Scottish and Welsh 'think big not small', says Owen Smith
- Published
Politicians like to tell you that their world is terribly unpredictable. Votes, reshuffles, public opinion and events, dear boy, events: nothing's a dead cert in politics, they say.
It's not true, of course. Lots of things are clearly foreseeable, some things are for certain, and one of those is that politicians, most of the time, at least, are behind the curve. The public is normally ahead of the game.
The independence referendum in Scotland is a case in point. It's a vote on national sovereignty that advocates feel they have been working towards for 50 years and more.
But I think they have missed the boat, people have moved on and the identity politics that fuelled their long march to the polls is fizzling out before nationalists' eyes.
The best Scottish evidence for this theory of mine is the attitude of young voters to the decision they have to make on 18 September.
When Alex Salmond first proposed giving 16 to 18-year-olds the vote he thought he was on to a winner.
Internationalism
Young people, he figured, were bound to be radical, and the radical choice was bound to be independence.
Well, it hasn't turned out that way at all. Polls consistently show just 20% of new voters in favour of 'Yes', with around 60% saying 'No'.
Why is this happening? I believe the answer is actually quite simple, and evident not just in Scotland, but in countries across the planet: internationalism is back.
A modern, confident internationalism for a generation that sees not just the part of the world they can glimpse through their window, but sees it all through the screens of their smart phones and the global reach of their ambitions.
Why should we think smaller, they ask? It's the world itself that's shrinking, our horizons are still expanding.
And the politics of this open attitude of mind are correspondingly outward looking.

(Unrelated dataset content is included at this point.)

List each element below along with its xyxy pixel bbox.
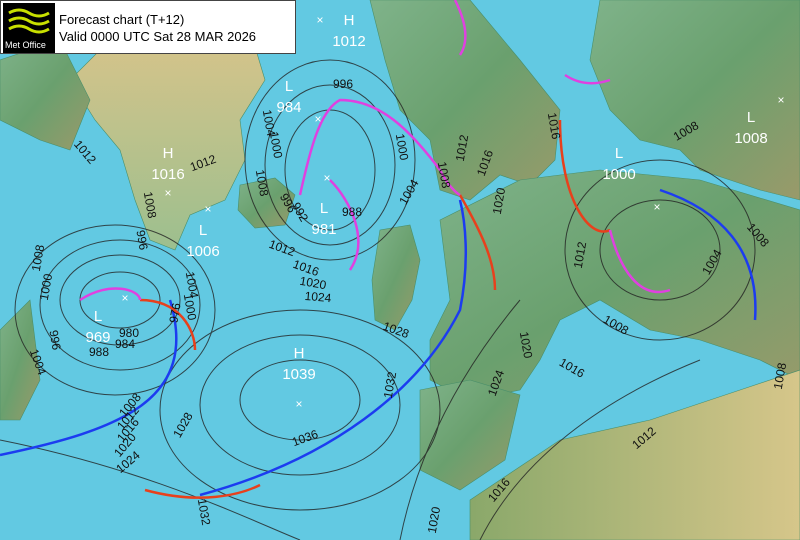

They favour alliances and unions, mutual support and connectivity, and they reject introversion and isolation.
Success in this modern mind-set comes through networked endeavour not solitary strength.
Tax avoidance, climate change, corporate power, cyber-terrorism: the modern generation know we can't tackle these foes on our own. Socialism in one country is never enough.
This, make no mistake, is a sea-change in attitudes, because for much of the last 20 years, at least, Mr Salmond might well have found young people on his side, attracted to the notion of branching out on their own, as Scotland.
Just as Welsh nationalism proved attractive for some young radicals in Wales.
But that cycle of identity seems to have turned and, as I said, it's not just in Britain where attitudes are changing and secessionist movements stalling as result.
In the last few months the UN, OECD and others have all predicted that, on current trends, nationality will soon be of marginal significance as a marker of identity, as global, real and virtual communities of interest supplant and supplement the local.
Security and economic opportunity, lifestyle trends and technology are driving us together, not apart, in so many spheres. Why should politics be different?
In my view, it isn't. Powered by its young people, Scotland will vote no to independence. Similarly changing, Wales may never want to vote on the question.
So politicians had better catch up with the play and get with delivering what people want: the national and the global, or devolution within the Union, if you like.